Labour issues warning over privatisation of ferry service
LABOUR has warned that the privatisation of CalMac’s services threatens to have a huge impact on many fragile communities.
The tendering process for the next Clyde and Hebrides Ferry Services contract is now under way.
The next contract will run from October 2016 for up to eight years and attract up to £1 billion of public funding.
The RMT union has already attacked the whole exercise as “unnecessary, expensive, disruptive and pro-privatisation”.
Although opinion is divided as to whether tendering is the only way to satisfy European state aids regulations, the Scottish Government, like the Labour/Lib Dem Scottish Executive before them, insists that it is required.

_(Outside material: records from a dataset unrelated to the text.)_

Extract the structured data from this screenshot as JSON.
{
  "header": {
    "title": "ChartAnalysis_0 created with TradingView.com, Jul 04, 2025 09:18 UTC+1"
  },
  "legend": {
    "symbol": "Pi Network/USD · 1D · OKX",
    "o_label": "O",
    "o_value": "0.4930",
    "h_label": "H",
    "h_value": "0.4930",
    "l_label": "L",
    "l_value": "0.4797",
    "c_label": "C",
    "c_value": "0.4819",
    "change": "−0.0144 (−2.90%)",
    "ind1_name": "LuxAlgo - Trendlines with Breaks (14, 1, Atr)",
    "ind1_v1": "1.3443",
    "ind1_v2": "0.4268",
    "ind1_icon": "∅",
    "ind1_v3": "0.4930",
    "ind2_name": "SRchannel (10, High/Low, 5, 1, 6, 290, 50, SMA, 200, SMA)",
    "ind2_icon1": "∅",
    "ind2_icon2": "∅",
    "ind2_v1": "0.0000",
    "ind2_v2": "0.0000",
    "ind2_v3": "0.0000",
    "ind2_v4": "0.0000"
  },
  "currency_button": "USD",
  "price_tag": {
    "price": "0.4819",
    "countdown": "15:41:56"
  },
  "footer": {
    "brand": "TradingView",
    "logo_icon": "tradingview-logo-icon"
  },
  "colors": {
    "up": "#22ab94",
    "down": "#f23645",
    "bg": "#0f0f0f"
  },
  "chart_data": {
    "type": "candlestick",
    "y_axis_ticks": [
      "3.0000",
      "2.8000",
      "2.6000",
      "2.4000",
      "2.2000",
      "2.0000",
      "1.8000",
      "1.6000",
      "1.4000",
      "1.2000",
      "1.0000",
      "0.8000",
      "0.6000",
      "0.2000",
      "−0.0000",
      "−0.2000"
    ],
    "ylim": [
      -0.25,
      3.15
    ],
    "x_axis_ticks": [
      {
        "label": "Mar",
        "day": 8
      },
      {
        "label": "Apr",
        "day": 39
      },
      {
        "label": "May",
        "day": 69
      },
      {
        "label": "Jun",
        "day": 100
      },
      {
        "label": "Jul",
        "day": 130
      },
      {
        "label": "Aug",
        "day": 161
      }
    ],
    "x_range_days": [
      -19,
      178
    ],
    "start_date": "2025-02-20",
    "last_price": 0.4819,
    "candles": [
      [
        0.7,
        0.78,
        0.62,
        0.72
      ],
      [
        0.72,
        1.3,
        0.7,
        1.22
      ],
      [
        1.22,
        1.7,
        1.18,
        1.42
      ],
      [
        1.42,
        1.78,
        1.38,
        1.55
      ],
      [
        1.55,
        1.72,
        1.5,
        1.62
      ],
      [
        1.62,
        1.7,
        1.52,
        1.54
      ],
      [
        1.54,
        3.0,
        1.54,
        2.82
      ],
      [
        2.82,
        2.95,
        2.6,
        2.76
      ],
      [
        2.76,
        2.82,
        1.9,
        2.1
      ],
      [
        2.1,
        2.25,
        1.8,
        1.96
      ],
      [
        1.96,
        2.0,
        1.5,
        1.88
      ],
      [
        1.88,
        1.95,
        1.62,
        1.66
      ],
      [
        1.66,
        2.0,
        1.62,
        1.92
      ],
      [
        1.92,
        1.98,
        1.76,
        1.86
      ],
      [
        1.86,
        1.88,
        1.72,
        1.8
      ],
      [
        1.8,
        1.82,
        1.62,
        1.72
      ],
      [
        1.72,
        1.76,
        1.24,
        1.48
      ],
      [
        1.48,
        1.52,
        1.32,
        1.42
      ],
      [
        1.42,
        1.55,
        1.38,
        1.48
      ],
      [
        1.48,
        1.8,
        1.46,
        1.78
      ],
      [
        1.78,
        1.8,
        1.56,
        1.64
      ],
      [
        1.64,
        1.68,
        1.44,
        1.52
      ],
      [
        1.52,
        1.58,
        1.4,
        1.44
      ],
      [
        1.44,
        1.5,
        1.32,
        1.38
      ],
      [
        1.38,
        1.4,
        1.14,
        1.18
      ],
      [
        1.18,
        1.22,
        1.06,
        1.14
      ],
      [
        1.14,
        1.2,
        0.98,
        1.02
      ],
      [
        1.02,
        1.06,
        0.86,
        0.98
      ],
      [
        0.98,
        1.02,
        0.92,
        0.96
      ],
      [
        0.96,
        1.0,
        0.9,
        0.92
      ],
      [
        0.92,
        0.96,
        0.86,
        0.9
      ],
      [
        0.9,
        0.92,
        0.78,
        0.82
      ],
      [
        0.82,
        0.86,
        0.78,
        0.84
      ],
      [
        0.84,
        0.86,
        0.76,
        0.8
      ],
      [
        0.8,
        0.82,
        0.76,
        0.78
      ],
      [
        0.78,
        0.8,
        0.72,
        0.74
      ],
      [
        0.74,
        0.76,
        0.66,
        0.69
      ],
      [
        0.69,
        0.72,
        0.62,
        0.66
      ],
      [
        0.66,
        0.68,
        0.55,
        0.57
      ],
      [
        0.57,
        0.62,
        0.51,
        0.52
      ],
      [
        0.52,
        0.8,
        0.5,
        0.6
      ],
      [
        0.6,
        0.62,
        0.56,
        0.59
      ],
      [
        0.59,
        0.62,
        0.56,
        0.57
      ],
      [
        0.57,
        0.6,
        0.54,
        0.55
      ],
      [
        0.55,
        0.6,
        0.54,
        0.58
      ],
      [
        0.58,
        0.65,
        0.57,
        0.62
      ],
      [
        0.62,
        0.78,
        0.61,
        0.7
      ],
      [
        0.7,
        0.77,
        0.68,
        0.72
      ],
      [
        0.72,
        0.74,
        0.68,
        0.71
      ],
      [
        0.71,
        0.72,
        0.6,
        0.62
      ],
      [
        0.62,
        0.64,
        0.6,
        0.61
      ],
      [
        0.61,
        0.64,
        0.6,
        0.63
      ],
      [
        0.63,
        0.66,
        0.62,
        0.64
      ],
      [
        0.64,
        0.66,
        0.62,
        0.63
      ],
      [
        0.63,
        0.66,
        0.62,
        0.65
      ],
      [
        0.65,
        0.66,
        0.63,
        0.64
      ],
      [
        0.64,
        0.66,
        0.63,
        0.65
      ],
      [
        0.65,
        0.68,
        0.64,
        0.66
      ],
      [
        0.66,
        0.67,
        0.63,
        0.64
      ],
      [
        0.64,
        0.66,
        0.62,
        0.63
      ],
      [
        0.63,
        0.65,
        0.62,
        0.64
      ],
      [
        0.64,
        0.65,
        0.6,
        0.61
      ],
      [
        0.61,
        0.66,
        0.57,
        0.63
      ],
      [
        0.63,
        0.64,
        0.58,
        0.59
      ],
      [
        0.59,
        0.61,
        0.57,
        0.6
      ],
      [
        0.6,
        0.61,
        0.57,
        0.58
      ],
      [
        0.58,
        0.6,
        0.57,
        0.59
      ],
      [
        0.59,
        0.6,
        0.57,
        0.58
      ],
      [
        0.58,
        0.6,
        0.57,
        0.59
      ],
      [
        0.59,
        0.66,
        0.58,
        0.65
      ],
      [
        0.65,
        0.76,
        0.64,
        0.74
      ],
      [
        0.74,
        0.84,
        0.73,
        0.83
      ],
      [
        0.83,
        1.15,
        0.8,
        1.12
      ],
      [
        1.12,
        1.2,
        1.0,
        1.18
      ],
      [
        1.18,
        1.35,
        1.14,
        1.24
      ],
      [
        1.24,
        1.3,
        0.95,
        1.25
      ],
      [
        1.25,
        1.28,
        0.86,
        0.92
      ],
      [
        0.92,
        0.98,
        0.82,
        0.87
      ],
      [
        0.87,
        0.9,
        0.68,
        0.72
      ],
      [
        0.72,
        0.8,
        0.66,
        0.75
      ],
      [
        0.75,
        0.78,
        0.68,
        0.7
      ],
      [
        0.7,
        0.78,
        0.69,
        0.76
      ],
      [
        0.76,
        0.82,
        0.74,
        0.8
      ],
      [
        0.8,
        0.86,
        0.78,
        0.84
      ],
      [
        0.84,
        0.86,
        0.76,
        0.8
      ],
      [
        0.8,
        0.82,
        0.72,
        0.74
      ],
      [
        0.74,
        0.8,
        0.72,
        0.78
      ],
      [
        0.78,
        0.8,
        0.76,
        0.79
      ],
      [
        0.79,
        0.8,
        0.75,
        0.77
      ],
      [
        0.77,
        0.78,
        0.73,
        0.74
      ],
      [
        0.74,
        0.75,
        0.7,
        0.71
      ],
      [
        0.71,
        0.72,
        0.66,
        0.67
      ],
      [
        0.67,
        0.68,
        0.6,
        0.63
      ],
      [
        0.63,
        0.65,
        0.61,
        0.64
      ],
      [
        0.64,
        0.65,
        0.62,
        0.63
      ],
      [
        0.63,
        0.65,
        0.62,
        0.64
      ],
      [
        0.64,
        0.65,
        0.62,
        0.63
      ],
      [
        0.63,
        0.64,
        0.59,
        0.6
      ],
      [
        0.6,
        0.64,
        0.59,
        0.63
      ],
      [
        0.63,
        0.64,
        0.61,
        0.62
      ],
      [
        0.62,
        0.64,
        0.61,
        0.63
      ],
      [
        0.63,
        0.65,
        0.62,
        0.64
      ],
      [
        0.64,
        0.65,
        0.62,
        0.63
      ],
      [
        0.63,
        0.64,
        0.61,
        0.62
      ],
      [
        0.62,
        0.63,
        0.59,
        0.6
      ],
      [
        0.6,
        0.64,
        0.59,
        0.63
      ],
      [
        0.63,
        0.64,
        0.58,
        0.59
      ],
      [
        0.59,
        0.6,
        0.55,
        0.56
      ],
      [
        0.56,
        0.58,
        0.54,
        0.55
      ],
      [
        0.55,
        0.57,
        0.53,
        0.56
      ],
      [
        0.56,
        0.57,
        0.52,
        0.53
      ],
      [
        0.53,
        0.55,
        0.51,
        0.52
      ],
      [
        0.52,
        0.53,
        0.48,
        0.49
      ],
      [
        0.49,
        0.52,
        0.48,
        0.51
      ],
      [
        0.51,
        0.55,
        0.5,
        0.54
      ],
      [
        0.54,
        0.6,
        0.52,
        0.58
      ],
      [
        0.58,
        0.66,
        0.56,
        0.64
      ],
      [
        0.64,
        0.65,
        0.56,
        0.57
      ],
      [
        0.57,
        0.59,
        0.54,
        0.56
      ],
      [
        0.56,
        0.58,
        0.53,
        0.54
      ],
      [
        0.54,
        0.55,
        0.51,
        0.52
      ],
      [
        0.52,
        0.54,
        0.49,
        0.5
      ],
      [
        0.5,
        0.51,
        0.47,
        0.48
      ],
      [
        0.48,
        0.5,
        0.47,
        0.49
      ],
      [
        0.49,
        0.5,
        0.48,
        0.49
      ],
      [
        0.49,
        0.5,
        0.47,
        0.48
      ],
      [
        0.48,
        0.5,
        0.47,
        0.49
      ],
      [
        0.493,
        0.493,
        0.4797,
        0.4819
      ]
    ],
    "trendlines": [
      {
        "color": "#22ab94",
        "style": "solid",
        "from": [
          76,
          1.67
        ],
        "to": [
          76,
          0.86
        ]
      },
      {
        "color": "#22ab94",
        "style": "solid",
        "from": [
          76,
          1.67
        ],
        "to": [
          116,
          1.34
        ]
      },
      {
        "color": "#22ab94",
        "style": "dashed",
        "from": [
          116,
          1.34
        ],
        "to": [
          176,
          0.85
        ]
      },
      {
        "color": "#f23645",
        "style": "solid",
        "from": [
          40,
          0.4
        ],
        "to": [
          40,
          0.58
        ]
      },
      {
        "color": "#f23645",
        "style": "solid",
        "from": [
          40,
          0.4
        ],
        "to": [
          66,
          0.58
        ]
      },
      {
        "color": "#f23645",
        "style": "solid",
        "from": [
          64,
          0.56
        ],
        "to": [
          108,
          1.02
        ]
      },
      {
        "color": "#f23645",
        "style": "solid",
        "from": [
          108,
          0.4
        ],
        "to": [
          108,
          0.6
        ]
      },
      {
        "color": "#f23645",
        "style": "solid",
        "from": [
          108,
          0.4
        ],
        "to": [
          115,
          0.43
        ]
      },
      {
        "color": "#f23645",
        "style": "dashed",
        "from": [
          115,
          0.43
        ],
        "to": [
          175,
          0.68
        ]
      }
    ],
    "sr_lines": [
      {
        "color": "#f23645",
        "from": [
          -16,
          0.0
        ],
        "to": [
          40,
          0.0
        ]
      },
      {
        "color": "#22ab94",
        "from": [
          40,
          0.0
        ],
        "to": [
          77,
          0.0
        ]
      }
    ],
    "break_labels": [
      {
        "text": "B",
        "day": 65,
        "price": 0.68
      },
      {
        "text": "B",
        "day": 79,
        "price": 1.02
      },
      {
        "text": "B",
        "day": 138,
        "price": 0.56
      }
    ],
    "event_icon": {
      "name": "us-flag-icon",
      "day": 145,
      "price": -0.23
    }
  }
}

David Stewart, shadow minister for transport and islands, said: “There is a worry in my mainland and island communities that the contract could be lost to a hard-nosed, remote and non-unionised private sector company with a knock-on loss of quality of service and jobs.”
He said the Scottish Government should consider the success of the public sector East Coast rail service before privatising CalMac.
It is expected the private sector giant Serco will challenge CalMac for the routes.
The controversial multinational, which specialises in managing outsourced government contracts, won the £243 million six-year Northern Isles contract in 2012 to provide lifeline services to Orkney and Shetland.
Almost immediately there was a threat of strike action over the workforce’s terms and conditions and, a few months later, over planned job cuts.
Just after the contract was awarded, the Scottish Government announced sailings between Caithness and Orkney would be reduced from three a day to two.
A Serco spokesman would only say of the Clyde and Hebrides tender: “We are currently evaluating the opportunity.”
Martin Dorchester, managing director of CalMac Ferries Ltd, said: “We are not complacent and recognise that, with the support of our existing customers and stakeholders, we will have to fight hard to secure this contract.”